The 27-year-old actress became the first deaf person to give an Alternative McTaggart talk at the Edinburgh Television Festival while speaking candidly about the challenges she and other deaf people have experienced in the industry.
Ayling-Ellis said from the beginning of her speech that being deaf is her “proud identity”, but that often the responsibility of being the first deaf person on the show is “a blessing.” At the same time, it can also be a curse.”
At The Pentland on 12.25, we welcomed Rose Ayling-Ellis, @BBC Studios @RoseAylingEllis The speech reflects the harsh realities of life as a deaf person working in television. #EdTVFest pic.twitter.com/Q6EtvCFMAI
— Edinburgh TV Festival (@EdinburghTVFest) August 26, 2022
The actress, who first rose to fame playing Frankie Lewis on the BBC soap opera EastEnders, became the first deaf contestant to take part in and win last year’s Strictly Come Dancing, describing her “feeling happy and positive.” I talked about what I always feel that I have to express. She has a persona of “she is”, but the reality is that she faced “countless walls” to get to where she is today.
“My reality isn’t always good. It’s not good for my access to be compromised,” she explains, with a British Sign Language (BSL) interpreter by her side on stage.
“It’s not good to realize my presence is a token. It’s not good to not have subtitles on your favorite TV shows.
“It’s not good to feel frustrated or feel unheard.”
Ayling-Ellis reflected on the many challenges she faced while working on her acting project. This includes being expected to teach the rest of her BSL in the cast, as well as time explaining how the script could be improved to make the deaf experience more accessible and authentic. . , but her changes are often left out of the final cut.
“I’m torn between representing the deaf community and telling our story, but I want to build good relationships and build my career.”
Ayling-Ellis said one of the essential elements of the creative industry is having consultants involved in all stages of working with deaf people, saying, “Without the voice of the deaf, , cannot write about the deaf, ”explained.
On feeling the need to improve subtitling, she explained that not all channels need to subtitling 100% of their programming, and that media watchdog Ofcom said that “regulatory decisions is based on affordability and audience size, sometimes with technical issues.”
For comparison, she asked whether viewers would be willing to use only audio 80% of the time in their television series.
Eyring-Ellis announced earlier this month that she was stepping down as Frankie Lewis in EastEnders. When he joined in 2020, he became the first deaf person to play a regular soap character.
In a speech for Alternative McTaggart, she said she was “grateful” for the job and the opportunities it gave her, but “because I was playing a deaf character who was written as deaf. , can be frustrating.” She or she as a stereotype of the deaf.”
Ayling-Ellis also revealed that she has created a new female-focused comedy-drama series that will be bilingual in speech and BSL and is currently in development.
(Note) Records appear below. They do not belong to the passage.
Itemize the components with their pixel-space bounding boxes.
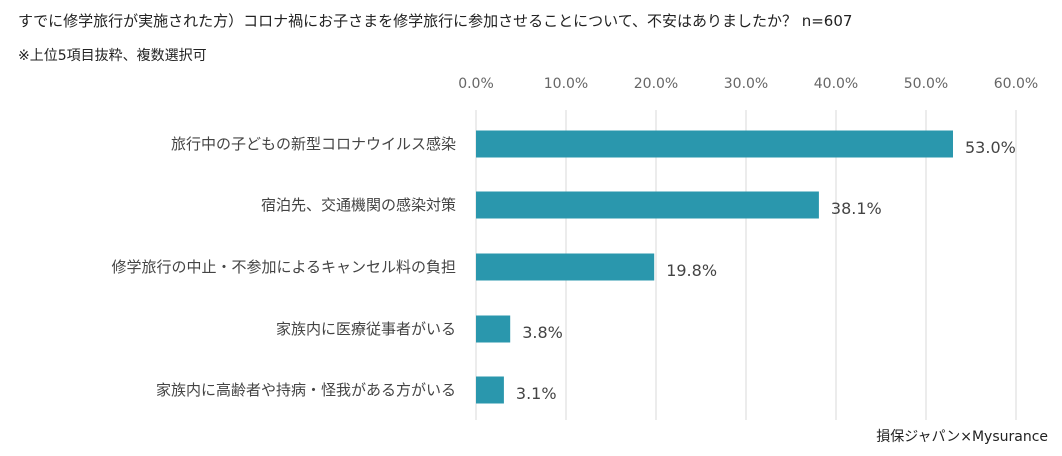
x-tick-label: 20.0% — [634, 76, 678, 92]
x-tick-label: 50.0% — [904, 76, 948, 92]
x-tick-label: 60.0% — [994, 76, 1038, 92]
category-label: 家族内に高齢者や持病・怪我がある方がいる — [156, 381, 456, 399]
category-label: 家族内に医療従事者がいる — [276, 320, 456, 338]
x-tick-label: 10.0% — [544, 76, 588, 92]
data-label: 53.0% — [965, 138, 1016, 157]
source-credit: 損保ジャパン×Mysurance — [876, 429, 1048, 445]
x-tick-label: 30.0% — [724, 76, 768, 92]
data-label: 3.8% — [522, 323, 563, 342]
category-label: 宿泊先、交通機関の感染対策 — [261, 196, 456, 214]
chart-subtitle: ※上位5項目抜粋、複数選択可 — [18, 48, 207, 64]
bar — [476, 253, 655, 281]
data-label: 19.8% — [666, 261, 717, 280]
data-label: 3.1% — [516, 384, 557, 403]
bar — [476, 376, 504, 404]
x-tick-label: 40.0% — [814, 76, 858, 92]
x-tick-label: 0.0% — [458, 76, 494, 92]
bar — [476, 191, 819, 219]
category-label: 旅行中の子どもの新型コロナウイルス感染 — [171, 135, 456, 153]
bar — [476, 315, 511, 343]
bar — [476, 130, 953, 158]
data-label: 38.1% — [831, 199, 882, 218]
category-label: 修学旅行の中止・不参加によるキャンセル料の負担 — [111, 258, 456, 276]
chart-title: すでに修学旅行が実施された方）コロナ禍にお子さまを修学旅行に参加させることについ… — [18, 12, 853, 30]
“Whatever I do next, one thing is certain: I am no longer just a deaf person. A diverse, rich and engaging deaf story. is ready to go mainstream and we believe we can do this together.
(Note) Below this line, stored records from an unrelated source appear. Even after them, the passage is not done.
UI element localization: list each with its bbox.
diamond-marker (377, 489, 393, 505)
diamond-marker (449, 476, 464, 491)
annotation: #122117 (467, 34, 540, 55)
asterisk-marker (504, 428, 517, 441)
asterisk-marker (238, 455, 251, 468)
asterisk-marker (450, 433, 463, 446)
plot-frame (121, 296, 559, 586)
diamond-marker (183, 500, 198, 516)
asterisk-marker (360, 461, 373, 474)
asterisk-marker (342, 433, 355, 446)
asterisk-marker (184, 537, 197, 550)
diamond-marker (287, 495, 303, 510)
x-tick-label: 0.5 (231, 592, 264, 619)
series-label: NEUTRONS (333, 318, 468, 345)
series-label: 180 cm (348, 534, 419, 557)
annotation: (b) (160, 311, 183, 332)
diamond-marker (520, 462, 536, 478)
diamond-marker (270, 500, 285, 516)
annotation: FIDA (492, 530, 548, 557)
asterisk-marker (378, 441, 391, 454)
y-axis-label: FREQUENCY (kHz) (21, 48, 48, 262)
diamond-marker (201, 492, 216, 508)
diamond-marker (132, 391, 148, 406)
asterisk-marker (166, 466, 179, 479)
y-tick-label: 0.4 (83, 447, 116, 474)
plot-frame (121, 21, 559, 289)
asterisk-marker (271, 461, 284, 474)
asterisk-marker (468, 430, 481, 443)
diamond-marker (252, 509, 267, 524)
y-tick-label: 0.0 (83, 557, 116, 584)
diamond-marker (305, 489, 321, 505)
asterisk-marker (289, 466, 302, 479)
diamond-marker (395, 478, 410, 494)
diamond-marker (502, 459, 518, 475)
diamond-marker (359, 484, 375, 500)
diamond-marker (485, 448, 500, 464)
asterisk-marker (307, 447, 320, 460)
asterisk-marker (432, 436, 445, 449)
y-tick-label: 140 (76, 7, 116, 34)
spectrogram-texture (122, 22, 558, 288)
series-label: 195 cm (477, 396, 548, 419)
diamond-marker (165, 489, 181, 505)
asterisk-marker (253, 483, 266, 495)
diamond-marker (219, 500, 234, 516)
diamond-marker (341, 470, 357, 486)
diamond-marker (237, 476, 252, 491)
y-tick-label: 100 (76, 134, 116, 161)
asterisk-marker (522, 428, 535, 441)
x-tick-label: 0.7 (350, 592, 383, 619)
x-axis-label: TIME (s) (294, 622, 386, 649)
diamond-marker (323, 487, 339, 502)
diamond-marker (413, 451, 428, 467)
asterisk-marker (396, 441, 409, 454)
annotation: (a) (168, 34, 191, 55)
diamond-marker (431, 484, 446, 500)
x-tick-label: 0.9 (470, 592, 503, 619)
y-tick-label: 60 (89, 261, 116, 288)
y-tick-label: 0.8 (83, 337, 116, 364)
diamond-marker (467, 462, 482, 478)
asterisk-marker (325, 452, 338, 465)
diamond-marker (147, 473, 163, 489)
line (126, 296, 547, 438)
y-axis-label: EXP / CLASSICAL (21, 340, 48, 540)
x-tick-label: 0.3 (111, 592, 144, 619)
“What I do know is that disabled people should not be held responsible for curing the ignorance of non-disabled people.”
In an interview after her speech, Eyring-Ellis said she was “really excited” to make a comedy drama and wanted to tell stories “that haven’t been told on TV yet.”
She also revealed that she was making a documentary to document her journey and that a film crew was at the festival because they wanted to show this side of her and document her giving the speech. I made it
This documentary reveals the daily challenges, discrimination and barriers faced by Deaf people.
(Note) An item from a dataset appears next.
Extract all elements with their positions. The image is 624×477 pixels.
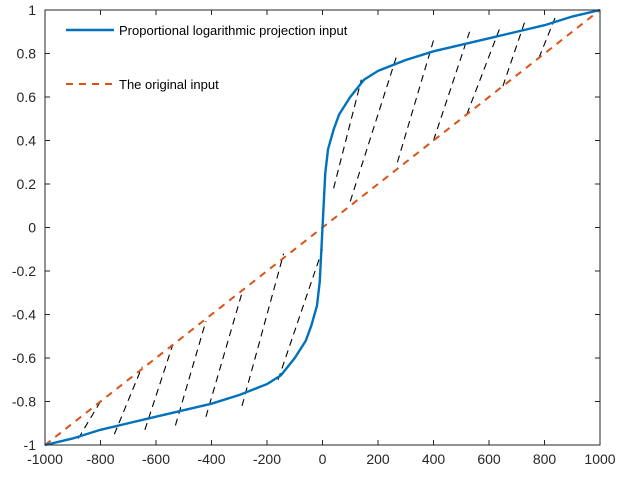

Soapster, a pioneer in the deaf community, is campaigning for BSL to be recognized as an official language after it was passed by the House of Lords earlier this year.
Alternative McTaggart’s talks provide a platform for the diverse and diverse voices of the television industry, formerly delivered by actress and host Jameela Jamil, former Labor leader Jeremy Corbyn and American television host Jerry Springer.